2017 Plan Evergreen Provision

 

Under the 2017 Plan, the shares reserved automatically increase on January 1st of each year, for a period of not more than ten years from the date the 2017 Plan is approved by the stockholders of the Company, commencing on January 1, 2019 and ending on (and including) January 1, 2027, to an amount equal to 13% of the fully-diluted shares outstanding as of December 31st of the preceding calendar year. Notwithstanding the foregoing, the Board may act prior to January 1st of a given year to provide that there will be no January 1st increase in the share reserve for such year or that the increase in the share reserve for such year will be a lesser number of shares of common stock than would otherwise occur pursuant to the preceding sentence. “Fully Diluted Shares” as of a date means an amount equal to the number of shares of common stock (i) outstanding and (ii) issuable upon exercise, conversion or settlement of outstanding awards under the 2017 Plan and any other outstanding options, warrants or other securities of the Company that are (directly or indirectly) convertible or exchangeable into or exercisable for shares of common stock, in each case as of the close of business of the Company on December 31 of the preceding calendar year.

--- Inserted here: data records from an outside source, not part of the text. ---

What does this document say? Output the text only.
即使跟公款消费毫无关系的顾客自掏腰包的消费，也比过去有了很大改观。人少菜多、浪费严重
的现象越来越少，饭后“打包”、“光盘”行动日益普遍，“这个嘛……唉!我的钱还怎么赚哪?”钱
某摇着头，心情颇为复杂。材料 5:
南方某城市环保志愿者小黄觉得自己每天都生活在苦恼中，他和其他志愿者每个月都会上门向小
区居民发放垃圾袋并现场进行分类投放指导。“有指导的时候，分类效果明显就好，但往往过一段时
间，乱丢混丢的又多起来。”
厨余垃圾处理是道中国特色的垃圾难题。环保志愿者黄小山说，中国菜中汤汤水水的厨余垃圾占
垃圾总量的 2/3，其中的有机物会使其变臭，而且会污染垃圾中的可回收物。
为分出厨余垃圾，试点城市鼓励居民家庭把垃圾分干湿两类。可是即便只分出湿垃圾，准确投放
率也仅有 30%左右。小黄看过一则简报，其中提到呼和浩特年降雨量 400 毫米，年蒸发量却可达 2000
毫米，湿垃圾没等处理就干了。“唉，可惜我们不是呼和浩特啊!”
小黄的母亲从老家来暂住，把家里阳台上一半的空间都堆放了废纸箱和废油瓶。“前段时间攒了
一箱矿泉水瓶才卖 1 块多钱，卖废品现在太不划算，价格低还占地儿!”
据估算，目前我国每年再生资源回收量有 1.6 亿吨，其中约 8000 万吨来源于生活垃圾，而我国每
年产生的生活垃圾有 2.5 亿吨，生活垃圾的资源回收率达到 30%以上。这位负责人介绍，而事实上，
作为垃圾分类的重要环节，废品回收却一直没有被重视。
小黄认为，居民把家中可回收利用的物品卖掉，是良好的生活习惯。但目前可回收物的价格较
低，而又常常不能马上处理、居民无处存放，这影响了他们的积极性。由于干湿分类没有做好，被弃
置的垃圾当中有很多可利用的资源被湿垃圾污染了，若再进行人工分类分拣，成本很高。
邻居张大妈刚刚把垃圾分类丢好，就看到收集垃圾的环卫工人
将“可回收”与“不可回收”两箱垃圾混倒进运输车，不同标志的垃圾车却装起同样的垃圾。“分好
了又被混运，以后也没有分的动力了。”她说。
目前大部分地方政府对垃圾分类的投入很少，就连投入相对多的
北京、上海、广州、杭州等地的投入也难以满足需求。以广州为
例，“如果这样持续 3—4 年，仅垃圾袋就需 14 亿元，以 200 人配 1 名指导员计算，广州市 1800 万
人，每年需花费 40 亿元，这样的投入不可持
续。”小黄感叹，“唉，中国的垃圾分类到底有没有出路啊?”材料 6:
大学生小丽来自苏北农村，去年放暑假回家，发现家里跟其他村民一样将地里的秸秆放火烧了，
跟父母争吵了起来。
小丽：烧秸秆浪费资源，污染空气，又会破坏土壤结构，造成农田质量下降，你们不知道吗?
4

Effective January 1, 2022, 1,614,538 shares were added to the 2017 Plan as a result of the evergreen provision.

 

General

 

As of March 31, 2022, 1,880,777 shares were available in the aggregate for future issuance under the 2017 Plan and Inducement Plan. No shares were available for future issuance under the 2016 Equity Incentive Plan. Unrecognized stock-based compensation was $2,035,046 as of March 31, 2022. The unrecognized share-based expense is expected to be recognized over a weighted average period of 2.6 years.